Even though I mentally accept that this stranger had every right to feed her children whatever she pleased, and that it was certainly none of my business, this public desecration of the Passover holiday sickened me, and made me feel miserable. I quickly turned away, all fuzzy feeling of camaraderie combusting as I suddenly realized I felt closer to the nice, blonde, Northern Californian gentiles taking photographs of their freckle-faced kids.

Over the years, I have thought about that moment. Why should it have bothered me so much? After all, growing up in America and living in Israel, I’d met numerous secular Jews. But in this case, applying reason never led to enlightenment: my feeling was stubborn, uncompromising, and visceral.

Only recently have I been able to coldly analyze this incident. And what I think happened was this: As a Jew temporarily exiled from home, I was deeply disappointed to see another Israeli Jew publicly rejecting the commandments given to us as one people.

By feeding her kids that non-kosher frankfurter in a forbidden bun on Passover, she was publicly asserting the idea that is no God, and that the Torah is therefore false, its commandments null and void, all silly, made-up, meaningless stuff. The logical extension of such an assertion is that all Jewish history, beliefs, culture, and thousands of years of scholarship is based on lies, and that whatever message our continued Jewish existence has to give to the world is thus worthless and meaningless. If there is no God who gave the Jews the Land of Israel and the Commandments, then our moral and historical basis for claiming peoplehood and sovereignty is also called into question.

If the Torah is false, then there was no slavery in Egypt, no desert wandering, no Abraham, no Moses. There was no Tabernacle in which God’s glory rested amidst His people in clouds of glory. There was no thundering mountain in which 600,000 men over the age of twenty and countless woman and children heard the voice of God in the wilderness revealing once and for all that yes, there is a God, and the Jewish people are the carriers of this message to mankind.

And if that is so, then there is also no hope for the redemption of the world through a Messianic age that will end all suffering, all sickness, all human strife and war.

To believe that is an unbearable negation of all that I find most hopeful in life. The idea that we are living in a world created and sustained by a Benevolent Living God Who is directing the history of mankind towards that wonderful conclusion makes life worth living, a family worth raising, a country worth investing in and defending even with the lives of those most precious to us.

Well, you might argue, and rightfully so, that someone who eats a frankfurter in a roll on Passover might just be ignorant.  Yes, that is certainly true: a baby lost among gentiles. So why get angry?

I think that because they were speaking Hebrew, the language of the Bible, it’s just so much harder to believe in their lack of knowledge. They had, after all, lived in a Jewish country, and such a little one that they couldn’t help rubbing shoulders with the Bible every day of their lives.
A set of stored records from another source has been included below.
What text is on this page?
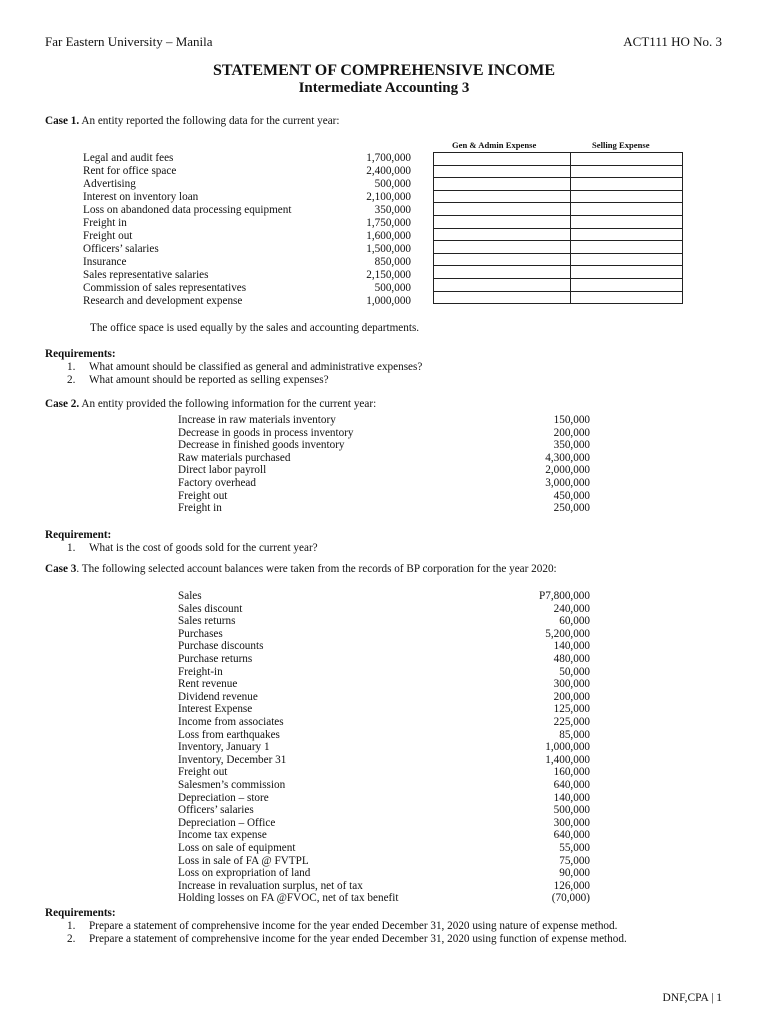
Far Eastern University – Manila	ACT111 HO No. 3
STATEMENT OF COMPREHENSIVE INCOME
Intermediate Accounting 3
Case 1. An entity reported the following data for the current year:
Gen & Admin Expense	Selling Expense
Legal and audit fees	1,700,000
Rent for office space	2,400,000
Advertising	500,000
Interest on inventory loan	2,100,000
Loss on abandoned data processing equipment	350,000
Freight in	1,750,000
Freight out	1,600,000
Officers’ salaries	1,500,000
Insurance	850,000
Sales representative salaries	2,150,000
Commission of sales representatives	500,000
Research and development expense	1,000,000

The office space is used equally by the sales and accounting departments.
Requirements:
1. What amount should be classified as general and administrative expenses?
2. What amount should be reported as selling expenses?
Case 2. An entity provided the following information for the current year:
Increase in raw materials inventory	150,000
Decrease in goods in process inventory	200,000
Decrease in finished goods inventory	350,000
Raw materials purchased	4,300,000
Direct labor payroll	2,000,000
Factory overhead	3,000,000
Freight out	450,000
Freight in	250,000
Requirement:
1. What is the cost of goods sold for the current year?
Case 3. The following selected account balances were taken from the records of BP corporation for the year 2020:
Sales	P7,800,000
Sales discount	240,000
Sales returns	60,000
Purchases	5,200,000
Purchase discounts	140,000
Purchase returns	480,000
Freight-in	50,000
Rent revenue	300,000
Dividend revenue	200,000
Interest Expense	125,000
Income from associates	225,000
Loss from earthquakes	85,000
Inventory, January 1	1,000,000
Inventory, December 31	1,400,000
Freight out	160,000
Salesmen’s commission	640,000
Depreciation – store	140,000
Officers’ salaries	500,000
Depreciation – Office	300,000
Income tax expense	640,000
Loss on sale of equipment	55,000
Loss in sale of FA @ FVTPL	75,000
Loss on expropriation of land	90,000
Increase in revaluation surplus, net of tax	126,000
Holding losses on FA @FVOC, net of tax benefit	(70,000)
Requirements:
1. Prepare a statement of comprehensive income for the year ended December 31, 2020 using nature of expense method.
2. Prepare a statement of comprehensive income for the year ended December 31, 2020 using function of expense method.
DNF,CPA | 1
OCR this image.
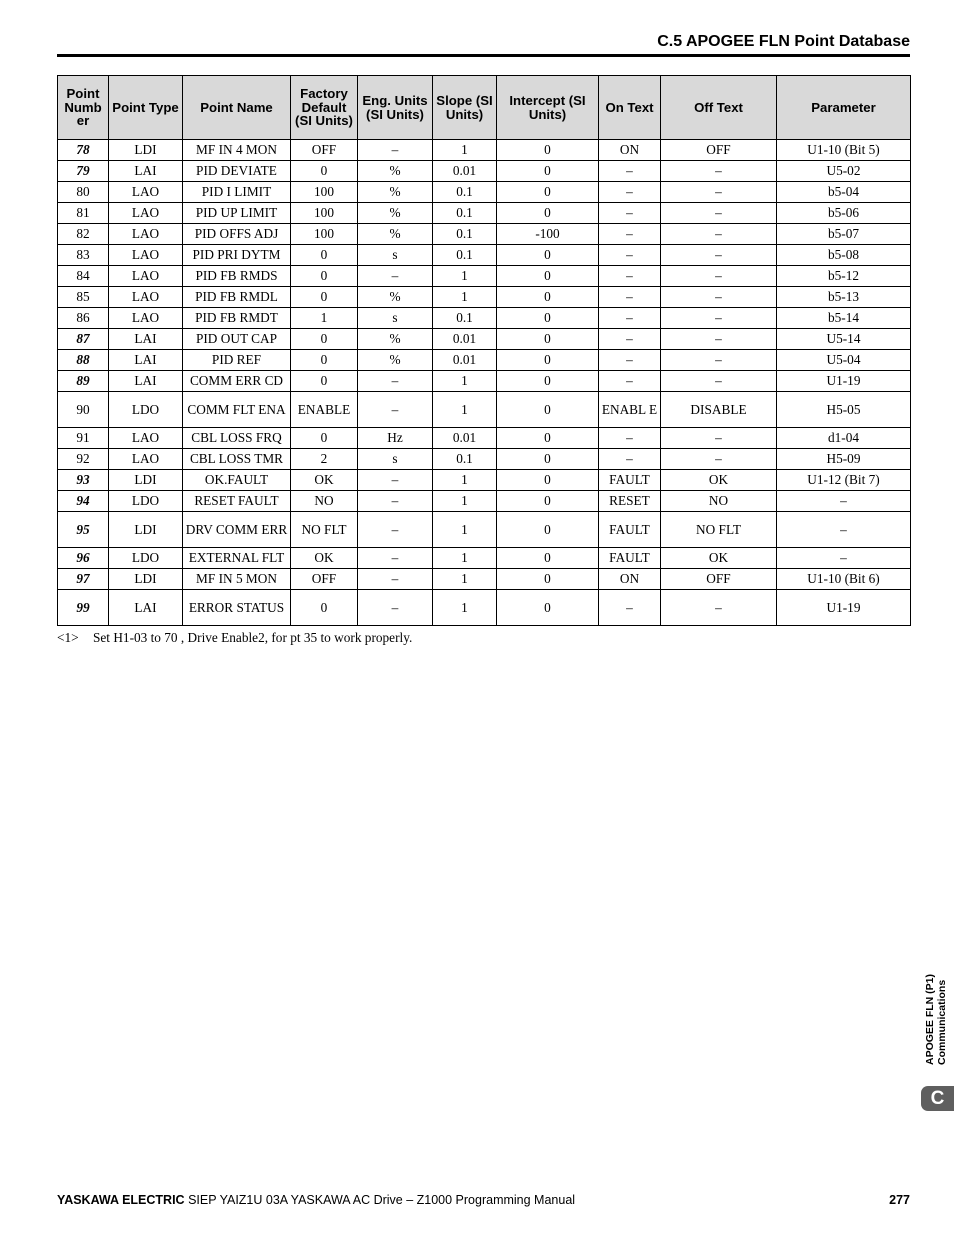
C.5 APOGEE FLN Point Database
Point Numb er	Point Type	Point Name	Factory Default (SI Units)	Eng. Units (SI Units)	Slope (SI Units)	Intercept (SI Units)	On Text	Off Text	Parameter
78	LDI	MF IN 4 MON	OFF	–	1	0	ON	OFF	U1-10 (Bit 5)
79	LAI	PID DEVIATE	0	%	0.01	0	–	–	U5-02
80	LAO	PID I LIMIT	100	%	0.1	0	–	–	b5-04
81	LAO	PID UP LIMIT	100	%	0.1	0	–	–	b5-06
82	LAO	PID OFFS ADJ	100	%	0.1	-100	–	–	b5-07
83	LAO	PID PRI DYTM	0	s	0.1	0	–	–	b5-08
84	LAO	PID FB RMDS	0	–	1	0	–	–	b5-12
85	LAO	PID FB RMDL	0	%	1	0	–	–	b5-13
86	LAO	PID FB RMDT	1	s	0.1	0	–	–	b5-14
87	LAI	PID OUT CAP	0	%	0.01	0	–	–	U5-14
88	LAI	PID REF	0	%	0.01	0	–	–	U5-04
89	LAI	COMM ERR CD	0	–	1	0	–	–	U1-19
90	LDO	COMM FLT ENA	ENABLE	–	1	0	ENABL E	DISABLE	H5-05
91	LAO	CBL LOSS FRQ	0	Hz	0.01	0	–	–	d1-04
92	LAO	CBL LOSS TMR	2	s	0.1	0	–	–	H5-09
93	LDI	OK.FAULT	OK	–	1	0	FAULT	OK	U1-12 (Bit 7)
94	LDO	RESET FAULT	NO	–	1	0	RESET	NO	–
95	LDI	DRV COMM ERR	NO FLT	–	1	0	FAULT	NO FLT	–
96	LDO	EXTERNAL FLT	OK	–	1	0	FAULT	OK	–
97	LDI	MF IN 5 MON	OFF	–	1	0	ON	OFF	U1-10 (Bit 6)
99	LAI	ERROR STATUS	0	–	1	0	–	–	U1-19
<1> Set H1-03 to 70 , Drive Enable2, for pt 35 to work properly.
APOGEE FLN (P1) Communications
C
YASKAWA ELECTRIC SIEP YAIZ1U 03A YASKAWA AC Drive – Z1000 Programming Manual	277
It makes the act of desecrating Biblical precepts just that much more deliberate and scornful.

My mind tells me that be that as it may, this is still none of my business. I would certainly not want anyone poking their nose into how I live, like the Chabadniks who offer me free Sabbath candles just because my skirt or my hair doesn’t look like their vision of a Sabbath-observer. Sometimes I tell the Chabadniks off, even though I know they mean well.
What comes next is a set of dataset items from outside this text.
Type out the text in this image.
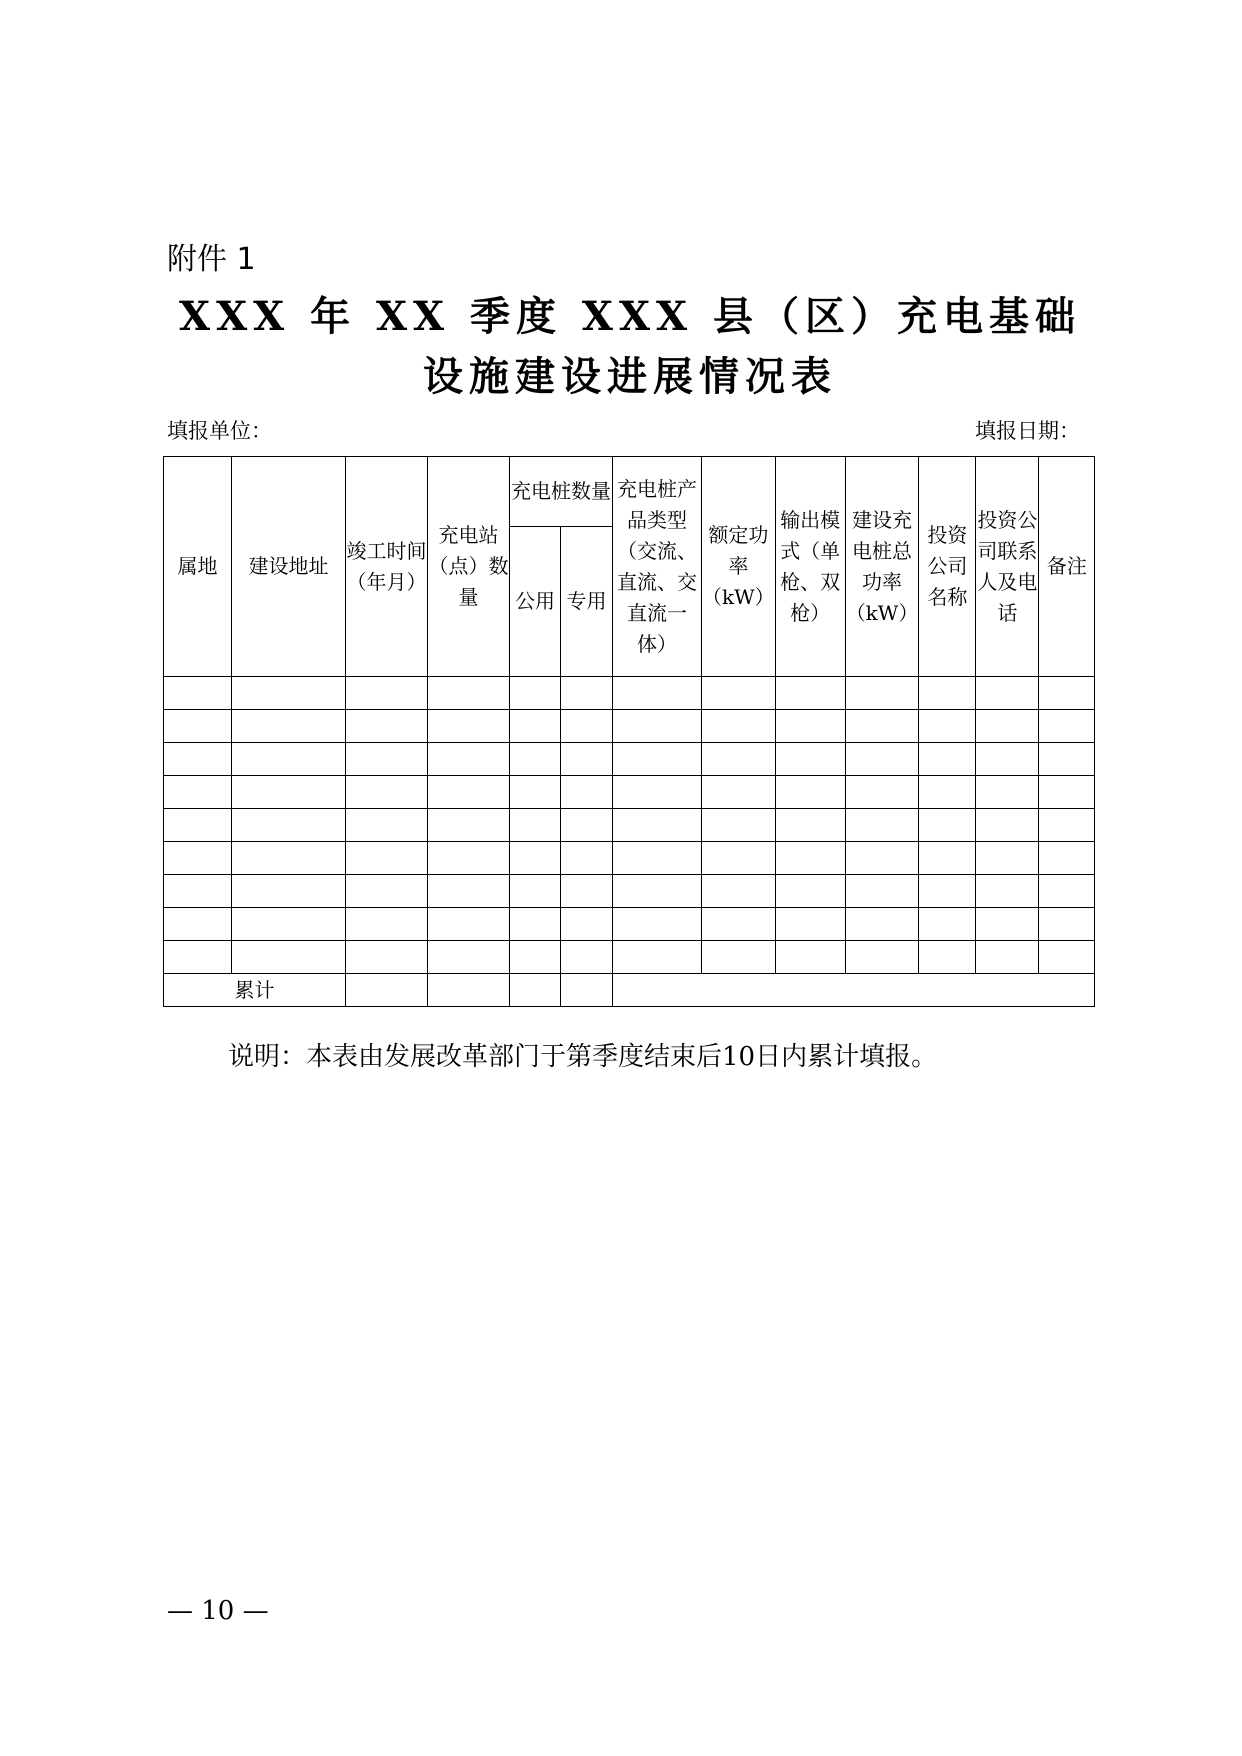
附件 1
XXX 年 XX 季度 XXX 县（区）充电基础
设施建设进展情况表
填报单位：	填报日期：
属地	建设地址	竣工时间（年月）	充电站（点）数量	充电桩数量		充电桩产品类型（交流、直流、交直流一体）	额定功率（kW）	输出模式（单枪、双枪）	建设充电桩总功率（kW）	投资公司名称	投资公司联系人及电话	备注
				公用	专用							

累计												
说明：本表由发展改革部门于第季度结束后10日内累计填报。
— 10 —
And sometimes, looking back, I feel sad that I never did say anything in English or in Hebrew to those Israelis in the zoo to explain how I felt, even though it would surely have resulted in offence and derision. I walked right past them as if they were air and had nothing to do with me at all, my heart yearning, my pulse pounding as disappointed as a child who reaches the ice cream truck just as it’s pulling away from the curb.